Весь этот разговор — не моя фантазия через тридцать пять лет. Обо всем этом в двадцатых числах сентября сорок второго года Иван Сыпченко с мельчайшими подробностями рассказывал на комсомольском собрании взвода разведки.

В тот вечер в училище Иван выпустил в город своего тезку — мне кажется, он больше дивчину пожалел, чем курсанта.

— Только смотри, Гудриков, не опоздай, возвращайся вовремя. Ты не просто в самоволке после занятий, а из наряда.

— Ну что ты! — успокоил Гудриков. — Не волнуйся, если попадусь — ты меня не видел, я тебя не знаю. Понял?

— Да разве в этом дело? Ты явись вовремя.

И Гудриков вернулся вовремя. Никто обо всем этом не узнал.

И они подружились — два Ивана. Во время перекуров и по вечерам перед отбоем рассказывал Гудриков Ивану Сыпченко про свою девушку, про то, как они решили соединить свои судьбы. Иван Сыпченко слушал и вздыхал: как все-таки хорошо человеку, когда его ждет такая девушка!.. Однажды, когда они оказались вместе в увольнении в городе, Гудриков познакомил Ивана Сыпченко со своей любовью. Девушка Ивану понравилась. Внешность у нее была не то чтобы яркая — мимо такой можно пройти в городе. Но уж если обратил внимание, то чем больше около нее находишься, тем все больше граней ее характера открывается для тебя — совсем другой человек перед тобой появляется, даже внешне. Внутренняя красота отражается и на лице. Сыпченко это заметил с первых минут. И потом чем дольше разговаривал, тем больше в этом убеждался. Как-то получилось, что она — а звать ее было, кажется, Аня или Таня — почему-то больше разговаривала с Иваном Сыпченко. Может потому, что он «чужой», а они с Гудриковым вроде бы уже «свои». И хотя Сыпченко несколько раз порывался уйти и оставить их одних, она останавливала его, а с ней вместе останавливал его и Гудриков. Так они провели вечер втроем.

В училище Гудриков возвращался какой-то отчужденный, не столь разговорчивый, как всегда. И Иван Сыпченко понял — он ревнует.

Больше с невестой Гудрикова Иван не встречался, хотя она каждый раз передавала ему приветы. Несколько раз Сыпченко отдавал Гудрикову свою очередь в увольнение — то оставался за него дневальным по роте, то просто просил старшину дать увольнительную Гудрикову вместо него, сам оставался на выходной в казарме.

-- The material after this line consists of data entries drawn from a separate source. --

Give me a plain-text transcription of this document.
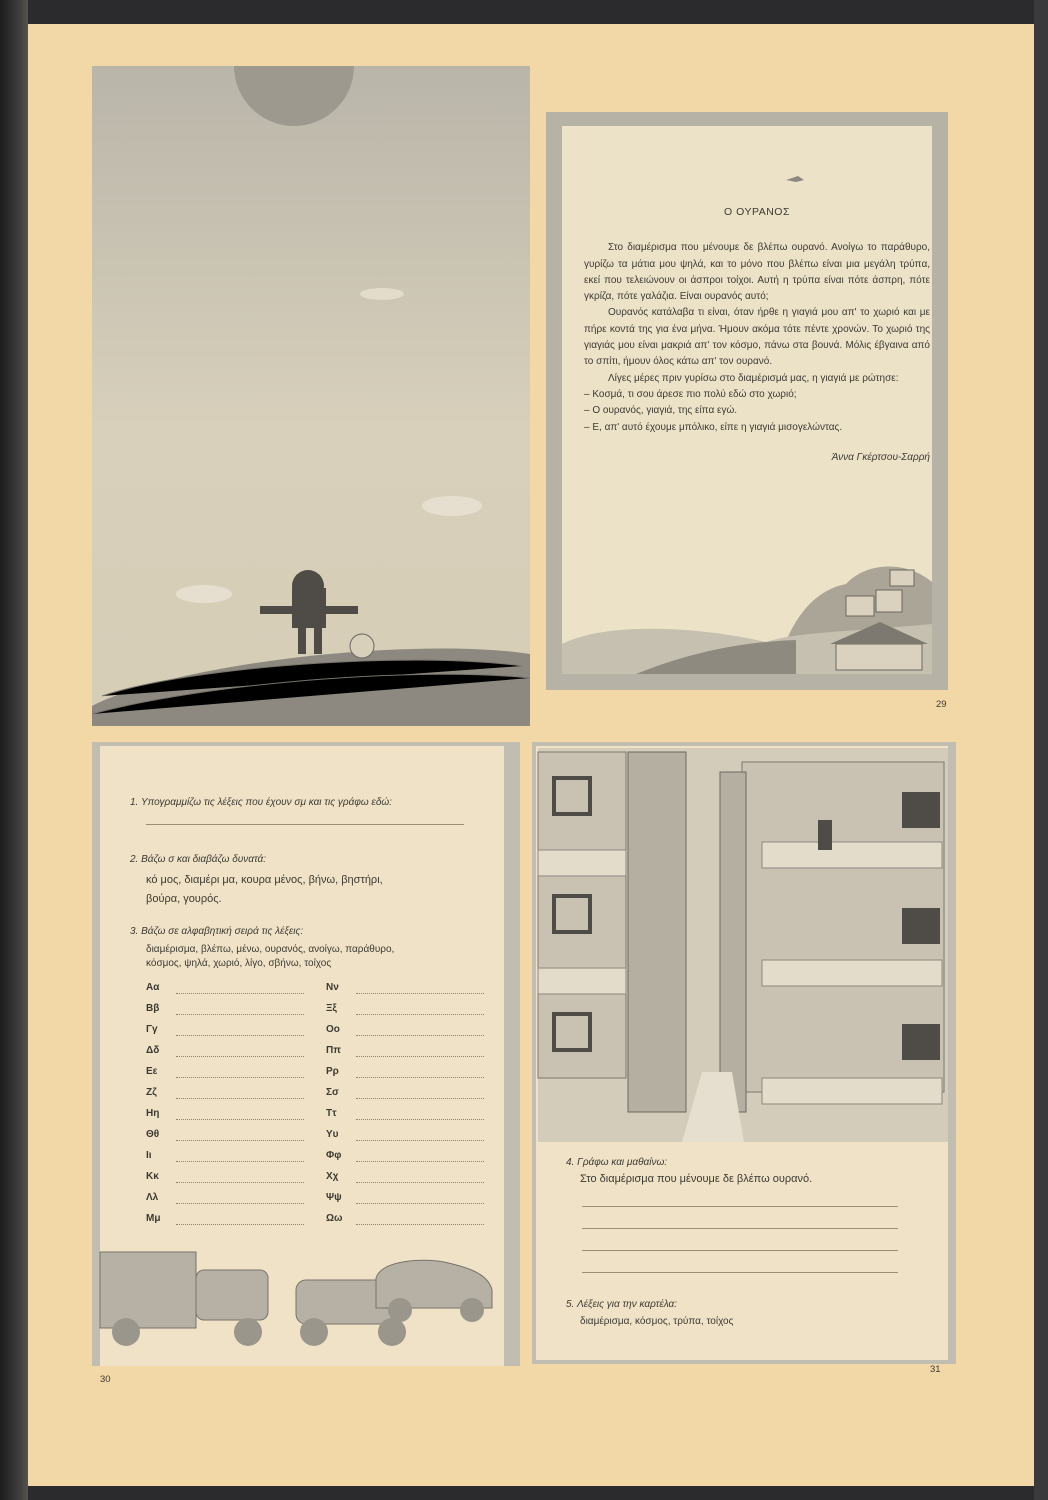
Ο ΟΥΡΑΝΟΣ

Στο διαμέρισμα που μένουμε δε βλέπω ουρανό. Ανοίγω το παράθυρο, γυρίζω τα μάτια μου ψηλά, και το μόνο που βλέπω είναι μια μεγάλη τρύπα, εκεί που τελειώνουν οι άσπροι τοίχοι. Αυτή η τρύπα είναι πότε άσπρη, πότε γκρίζα, πότε γαλάζια. Είναι ουρανός αυτό;

Ουρανός κατάλαβα τι είναι, όταν ήρθε η γιαγιά μου απ' το χωριό και με πήρε κοντά της για ένα μήνα. Ήμουν ακόμα τότε πέντε χρονών. Το χωριό της γιαγιάς μου είναι μακριά απ' τον κόσμο, πάνω στα βουνά. Μόλις έβγαινα από το σπίτι, ήμουν όλος κάτω απ' τον ουρανό.

Λίγες μέρες πριν γυρίσω στο διαμέρισμά μας, η γιαγιά με ρώτησε:

– Κοσμά, τι σου άρεσε πιο πολύ εδώ στο χωριό;

– Ο ουρανός, γιαγιά, της είπα εγώ.

– Ε, απ' αυτό έχουμε μπόλικο, είπε η γιαγιά μισογελώντας.

Άννα Γκέρτσου-Σαρρή
29
1. Υπογραμμίζω τις λέξεις που έχουν σμ και τις γράφω εδώ:
2. Βάζω σ και διαβάζω δυνατά:
κό μος, διαμέρι μα, κουρα μένος, βήνω, βηστήρι,
βούρα, γουρός.
3. Βάζω σε αλφαβητική σειρά τις λέξεις:
διαμέρισμα, βλέπω, μένω, ουρανός, ανοίγω, παράθυρο,
κόσμος, ψηλά, χωριό, λίγο, σβήνω, τοίχος
Αα
Ββ
Γγ
Δδ
Εε
Ζζ
Ηη
Θθ
Ιι
Κκ
Λλ
Μμ
Νν
Ξξ
Οο
Ππ
Ρρ
Σσ
Ττ
Υυ
Φφ
Χχ
Ψψ
Ωω
30
4. Γράφω και μαθαίνω:
Στο διαμέρισμα που μένουμε δε βλέπω ουρανό.
5. Λέξεις για την καρτέλα:
διαμέρισμα, κόσμος, τρύπα, τοίχος
31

Какие были чувства у Ивана Сыпченко к невесте друга — а они стали все-таки уже друзьями! — он на комсомольском собрании не говорил. Одно он заметил, что Гудриков мрачнел все больше и больше, стал замыкаться. И особенно он изменился, когда узнал, что им не дадут доучиться, и особенно, когда их выпуск погрузили в эшелон и отправили в действующую армию. Конечно, думал Сыпченко, мало приятного у человека, когда он расстается с любимой.

— Ты очень-то не переживай, — пытался он успокоить Гудрикова. — Не вы первые, не вы последние расстаетесь. Письма будете писать друг другу.

— Какие письма?

— Ну, с Аней переписываться. А война кончится — поженитесь.